Where I Stand — Mike O’Callaghan: More than enough roads
Friday, May 12, 2000 | 9:45 a.m.
Mike O'Callaghan is the Las Vegas Sun executive editor.
MIKE DOMBECK sure lighted a forest fire when announcing plans for his agency to prohibit new roads in 43 million acres of national forest lands. Dombeck, chief of the U.S. Forest Service, put forth the plans and drew fire from land users, abusers and protectors. When it comes to protecting our natural resources, there is yet a plan to make everybody happy because of extremists at both ends of the environmental scale. This latest move to protect one-fifth of our national forest lands is no exception.
The Sierra Club is unhappy because Dombeck's plan doesn't end all logging on national forest land and ban the use of off-road vehicles. We can only hope that all future plans also will make allowances for controlled logging, which is sometimes necessary for healthy forests. The use of off-road vehicles will continue to be debated and is already limited in several forest areas. For example, some forests have banned certain off-road vehicles but do allow the use of snowmobiles. These rules, regulations and exceptions should be determined according to the needs of individual forests and shouldn't be a blanket order coming out of Washington.

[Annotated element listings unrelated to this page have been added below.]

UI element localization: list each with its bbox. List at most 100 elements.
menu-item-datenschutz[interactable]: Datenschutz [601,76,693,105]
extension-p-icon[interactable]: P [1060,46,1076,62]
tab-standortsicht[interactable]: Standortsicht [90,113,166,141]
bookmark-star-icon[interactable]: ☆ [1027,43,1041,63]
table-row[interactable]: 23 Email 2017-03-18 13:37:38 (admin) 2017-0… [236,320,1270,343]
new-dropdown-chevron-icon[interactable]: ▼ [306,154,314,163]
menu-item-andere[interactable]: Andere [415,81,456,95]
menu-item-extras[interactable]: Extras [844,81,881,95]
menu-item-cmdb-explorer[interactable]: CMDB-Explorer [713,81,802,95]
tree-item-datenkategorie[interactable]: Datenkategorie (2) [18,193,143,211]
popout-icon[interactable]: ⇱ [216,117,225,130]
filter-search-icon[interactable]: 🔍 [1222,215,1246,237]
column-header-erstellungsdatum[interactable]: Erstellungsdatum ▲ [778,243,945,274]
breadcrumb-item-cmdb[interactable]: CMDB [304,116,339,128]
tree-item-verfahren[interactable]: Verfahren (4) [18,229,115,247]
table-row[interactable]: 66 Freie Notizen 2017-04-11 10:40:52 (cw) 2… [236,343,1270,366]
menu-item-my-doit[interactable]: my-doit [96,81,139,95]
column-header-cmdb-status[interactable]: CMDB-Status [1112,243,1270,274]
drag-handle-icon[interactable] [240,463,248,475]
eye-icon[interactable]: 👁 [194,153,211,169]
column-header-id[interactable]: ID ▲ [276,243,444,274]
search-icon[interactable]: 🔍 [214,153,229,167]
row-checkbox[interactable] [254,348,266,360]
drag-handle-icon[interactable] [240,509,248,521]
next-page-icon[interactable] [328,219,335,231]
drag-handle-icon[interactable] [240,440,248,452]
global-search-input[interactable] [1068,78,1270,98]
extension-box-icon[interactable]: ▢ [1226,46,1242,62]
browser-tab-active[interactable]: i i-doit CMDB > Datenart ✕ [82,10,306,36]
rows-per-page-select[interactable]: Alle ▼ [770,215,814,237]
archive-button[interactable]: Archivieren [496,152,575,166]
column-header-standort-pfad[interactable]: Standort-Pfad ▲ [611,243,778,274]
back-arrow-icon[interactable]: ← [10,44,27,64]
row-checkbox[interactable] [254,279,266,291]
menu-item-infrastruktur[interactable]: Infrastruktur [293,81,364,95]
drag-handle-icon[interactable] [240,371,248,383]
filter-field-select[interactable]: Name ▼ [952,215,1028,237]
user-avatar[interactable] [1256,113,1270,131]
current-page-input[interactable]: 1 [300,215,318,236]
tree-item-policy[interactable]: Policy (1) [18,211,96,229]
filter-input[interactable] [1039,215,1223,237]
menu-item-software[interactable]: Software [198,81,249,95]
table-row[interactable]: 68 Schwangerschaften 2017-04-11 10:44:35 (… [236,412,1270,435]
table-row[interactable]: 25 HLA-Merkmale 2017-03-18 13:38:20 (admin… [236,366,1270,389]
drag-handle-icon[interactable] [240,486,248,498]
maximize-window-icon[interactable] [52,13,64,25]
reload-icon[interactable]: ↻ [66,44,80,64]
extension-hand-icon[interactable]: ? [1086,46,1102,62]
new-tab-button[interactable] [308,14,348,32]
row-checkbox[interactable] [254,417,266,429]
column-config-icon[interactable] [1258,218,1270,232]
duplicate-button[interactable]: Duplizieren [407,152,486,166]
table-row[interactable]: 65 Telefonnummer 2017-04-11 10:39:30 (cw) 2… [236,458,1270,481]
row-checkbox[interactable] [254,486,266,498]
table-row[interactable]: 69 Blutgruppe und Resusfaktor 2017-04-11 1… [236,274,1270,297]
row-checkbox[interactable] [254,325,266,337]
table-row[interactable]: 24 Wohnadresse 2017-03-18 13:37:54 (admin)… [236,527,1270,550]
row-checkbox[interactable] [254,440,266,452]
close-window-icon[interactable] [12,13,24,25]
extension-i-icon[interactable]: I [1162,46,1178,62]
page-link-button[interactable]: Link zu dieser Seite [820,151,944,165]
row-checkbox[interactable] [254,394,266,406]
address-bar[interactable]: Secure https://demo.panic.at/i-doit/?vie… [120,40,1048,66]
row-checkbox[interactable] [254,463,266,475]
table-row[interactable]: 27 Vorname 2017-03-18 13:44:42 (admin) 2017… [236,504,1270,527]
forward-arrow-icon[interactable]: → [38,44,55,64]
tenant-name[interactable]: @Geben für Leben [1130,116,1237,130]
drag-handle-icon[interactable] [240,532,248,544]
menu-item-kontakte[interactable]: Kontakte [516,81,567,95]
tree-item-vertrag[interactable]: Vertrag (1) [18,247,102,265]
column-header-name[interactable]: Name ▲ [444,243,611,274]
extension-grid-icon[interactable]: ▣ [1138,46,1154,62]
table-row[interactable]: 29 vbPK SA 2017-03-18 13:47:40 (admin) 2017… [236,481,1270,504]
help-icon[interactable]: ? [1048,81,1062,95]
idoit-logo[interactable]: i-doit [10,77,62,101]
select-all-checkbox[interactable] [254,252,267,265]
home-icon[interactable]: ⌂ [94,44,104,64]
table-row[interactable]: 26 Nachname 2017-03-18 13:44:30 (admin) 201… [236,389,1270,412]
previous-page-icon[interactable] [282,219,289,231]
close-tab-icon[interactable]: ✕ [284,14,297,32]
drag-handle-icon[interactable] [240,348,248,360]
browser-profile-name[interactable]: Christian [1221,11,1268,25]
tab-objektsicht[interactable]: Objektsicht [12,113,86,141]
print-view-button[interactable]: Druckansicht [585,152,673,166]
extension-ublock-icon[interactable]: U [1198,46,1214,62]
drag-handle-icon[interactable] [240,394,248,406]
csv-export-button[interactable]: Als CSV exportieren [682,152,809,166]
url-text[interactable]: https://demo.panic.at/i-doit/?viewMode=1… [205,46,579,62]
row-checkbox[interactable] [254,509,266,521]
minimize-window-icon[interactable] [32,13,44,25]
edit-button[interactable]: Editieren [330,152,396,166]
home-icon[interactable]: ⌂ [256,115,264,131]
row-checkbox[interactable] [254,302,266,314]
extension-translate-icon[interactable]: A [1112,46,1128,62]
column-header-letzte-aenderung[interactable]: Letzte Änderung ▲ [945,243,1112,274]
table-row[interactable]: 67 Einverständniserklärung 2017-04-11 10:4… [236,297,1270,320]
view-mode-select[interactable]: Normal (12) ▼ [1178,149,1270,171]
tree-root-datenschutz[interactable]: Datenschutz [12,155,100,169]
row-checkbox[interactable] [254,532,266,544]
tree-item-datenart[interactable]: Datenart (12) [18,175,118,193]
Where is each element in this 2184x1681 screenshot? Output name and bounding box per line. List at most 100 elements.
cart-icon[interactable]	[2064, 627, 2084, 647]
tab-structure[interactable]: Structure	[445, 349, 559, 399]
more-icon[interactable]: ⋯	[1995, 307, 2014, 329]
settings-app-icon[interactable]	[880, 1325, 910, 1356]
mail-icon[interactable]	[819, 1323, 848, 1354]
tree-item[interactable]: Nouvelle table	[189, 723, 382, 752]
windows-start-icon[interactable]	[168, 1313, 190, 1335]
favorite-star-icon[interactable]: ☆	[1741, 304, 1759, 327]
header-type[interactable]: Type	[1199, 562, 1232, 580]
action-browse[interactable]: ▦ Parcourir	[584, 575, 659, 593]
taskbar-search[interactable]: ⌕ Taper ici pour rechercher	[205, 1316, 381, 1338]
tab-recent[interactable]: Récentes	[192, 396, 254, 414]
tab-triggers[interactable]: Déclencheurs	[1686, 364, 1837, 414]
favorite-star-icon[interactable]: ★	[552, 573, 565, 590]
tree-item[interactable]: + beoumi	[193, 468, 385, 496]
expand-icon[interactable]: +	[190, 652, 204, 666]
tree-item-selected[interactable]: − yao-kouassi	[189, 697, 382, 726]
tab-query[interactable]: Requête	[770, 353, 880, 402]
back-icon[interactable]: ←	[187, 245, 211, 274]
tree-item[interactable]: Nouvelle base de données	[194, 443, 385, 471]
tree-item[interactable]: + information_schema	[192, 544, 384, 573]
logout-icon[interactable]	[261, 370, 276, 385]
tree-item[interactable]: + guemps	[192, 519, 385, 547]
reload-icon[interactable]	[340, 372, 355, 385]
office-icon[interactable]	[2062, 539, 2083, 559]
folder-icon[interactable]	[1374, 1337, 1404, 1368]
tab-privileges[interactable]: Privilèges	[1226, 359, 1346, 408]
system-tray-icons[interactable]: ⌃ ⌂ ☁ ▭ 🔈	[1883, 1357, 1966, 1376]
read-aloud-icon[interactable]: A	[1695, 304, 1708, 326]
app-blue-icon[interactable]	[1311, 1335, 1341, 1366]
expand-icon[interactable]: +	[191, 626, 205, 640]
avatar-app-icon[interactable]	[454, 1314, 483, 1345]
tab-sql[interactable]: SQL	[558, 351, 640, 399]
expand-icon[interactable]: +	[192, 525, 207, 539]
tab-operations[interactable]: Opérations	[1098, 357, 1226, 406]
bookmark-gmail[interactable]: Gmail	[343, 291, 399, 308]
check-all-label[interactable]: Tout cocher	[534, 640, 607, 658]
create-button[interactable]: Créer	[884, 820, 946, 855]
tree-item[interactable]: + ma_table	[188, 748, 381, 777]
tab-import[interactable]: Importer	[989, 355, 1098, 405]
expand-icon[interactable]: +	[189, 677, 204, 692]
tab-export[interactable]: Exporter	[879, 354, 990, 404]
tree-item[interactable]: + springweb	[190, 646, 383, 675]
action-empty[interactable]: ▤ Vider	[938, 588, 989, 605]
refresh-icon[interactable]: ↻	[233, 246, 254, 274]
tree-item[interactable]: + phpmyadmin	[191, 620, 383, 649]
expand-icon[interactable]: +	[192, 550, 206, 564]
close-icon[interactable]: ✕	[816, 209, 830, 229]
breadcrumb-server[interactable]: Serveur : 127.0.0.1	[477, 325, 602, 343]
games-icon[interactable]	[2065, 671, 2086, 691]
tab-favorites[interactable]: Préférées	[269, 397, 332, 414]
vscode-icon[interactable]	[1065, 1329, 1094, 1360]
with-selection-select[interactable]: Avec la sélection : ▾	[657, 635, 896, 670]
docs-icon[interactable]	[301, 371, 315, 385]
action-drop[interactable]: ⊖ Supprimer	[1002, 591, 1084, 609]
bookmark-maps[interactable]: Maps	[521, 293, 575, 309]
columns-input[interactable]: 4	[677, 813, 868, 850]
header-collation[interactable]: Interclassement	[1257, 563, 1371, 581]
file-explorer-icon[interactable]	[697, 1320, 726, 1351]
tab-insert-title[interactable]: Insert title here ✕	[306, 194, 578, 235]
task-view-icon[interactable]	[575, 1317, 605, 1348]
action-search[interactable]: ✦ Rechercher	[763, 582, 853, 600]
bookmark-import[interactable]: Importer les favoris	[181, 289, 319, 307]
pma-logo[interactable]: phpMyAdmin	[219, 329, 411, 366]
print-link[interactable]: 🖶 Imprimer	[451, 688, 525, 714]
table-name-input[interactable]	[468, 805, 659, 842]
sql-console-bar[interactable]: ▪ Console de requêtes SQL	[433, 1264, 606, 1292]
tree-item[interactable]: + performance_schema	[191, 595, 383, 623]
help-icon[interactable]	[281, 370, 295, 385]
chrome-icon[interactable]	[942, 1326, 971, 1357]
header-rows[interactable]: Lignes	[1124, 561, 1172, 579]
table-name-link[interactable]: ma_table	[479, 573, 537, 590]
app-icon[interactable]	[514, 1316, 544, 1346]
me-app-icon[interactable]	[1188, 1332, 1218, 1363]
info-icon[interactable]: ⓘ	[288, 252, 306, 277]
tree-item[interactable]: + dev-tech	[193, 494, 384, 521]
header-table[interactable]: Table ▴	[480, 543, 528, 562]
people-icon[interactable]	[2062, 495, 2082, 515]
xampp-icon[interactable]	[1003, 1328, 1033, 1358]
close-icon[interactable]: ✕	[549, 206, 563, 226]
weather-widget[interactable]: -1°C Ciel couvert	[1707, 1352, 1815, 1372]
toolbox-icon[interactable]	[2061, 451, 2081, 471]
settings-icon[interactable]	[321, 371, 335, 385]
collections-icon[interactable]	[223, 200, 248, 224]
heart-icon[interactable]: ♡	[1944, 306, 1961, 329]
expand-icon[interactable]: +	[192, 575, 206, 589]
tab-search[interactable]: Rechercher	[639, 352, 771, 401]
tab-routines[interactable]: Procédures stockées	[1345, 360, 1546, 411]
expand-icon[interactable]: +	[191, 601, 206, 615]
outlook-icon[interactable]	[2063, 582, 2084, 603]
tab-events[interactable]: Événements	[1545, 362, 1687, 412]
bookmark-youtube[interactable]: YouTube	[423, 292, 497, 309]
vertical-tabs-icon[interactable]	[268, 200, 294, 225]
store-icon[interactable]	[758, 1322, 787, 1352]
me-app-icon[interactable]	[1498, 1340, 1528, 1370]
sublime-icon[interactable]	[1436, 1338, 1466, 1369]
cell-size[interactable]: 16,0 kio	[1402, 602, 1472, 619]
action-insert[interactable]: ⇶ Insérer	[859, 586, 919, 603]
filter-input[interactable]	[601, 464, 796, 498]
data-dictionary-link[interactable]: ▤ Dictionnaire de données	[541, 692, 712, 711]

The Sierra Club and other environmental protection groups have good reason to be upset that none of the Tongass National Forest in Alaska was declared a roadless area. This, the largest remaining temperate rain forest in the world, is now the target of 400 miles of new roads. There are already 4,650 miles of existing roads on the Tongass and they cost taxpayers $33 million a year in subsidies. More than 10 billion board feet of timber is within reach of the roads already on this jewel of North America. More expensive and damaging roads aren't needed.
So who has built the more than 386,000 miles of roads now on national forests? The lumber companies harvesting timber have built most of them, but the American taxpayer has been paying for their construction and upkeep. Almost $100 million in below-cost timber is sold every year to the road makers. It's impossible to put a value on the damage some of the logging has done to watersheds and fisheries. At this time the Forest Service needs $8.4 billion to fix existing roads. What it doesn't need is the cost of building more roads and keeping them in safe condition when it can't afford present demands.
What this "no new roads" plan for some of our forests means is another attempt to protect what's left of our great and small forests. It doesn't keep us out of these areas, but does limit unnecessary abuse of our forests and the watersheds they protect. Finally, the days of large lumber companies looking at a healthy growth of trees and quickly planning a new road to reach them will come to an end on about 25 percent of our national forest land.
In the long run, this proposed program can be beneficial to wild game, fish, water supplies, outdoors enthusiasts and every American taxpayer. To the Sierra Club and Wilderness Society I say quit whining and demanding a whole loaf or none at all. As for the people who are unhappy about the 3.1 million acres of roadless areas declared for Nevada forests, they can't point to a reasonable need for any new roads in the designated areas.
The Forest Service's plans for no new roads is a long overdue step forward in protecting our remaining forests.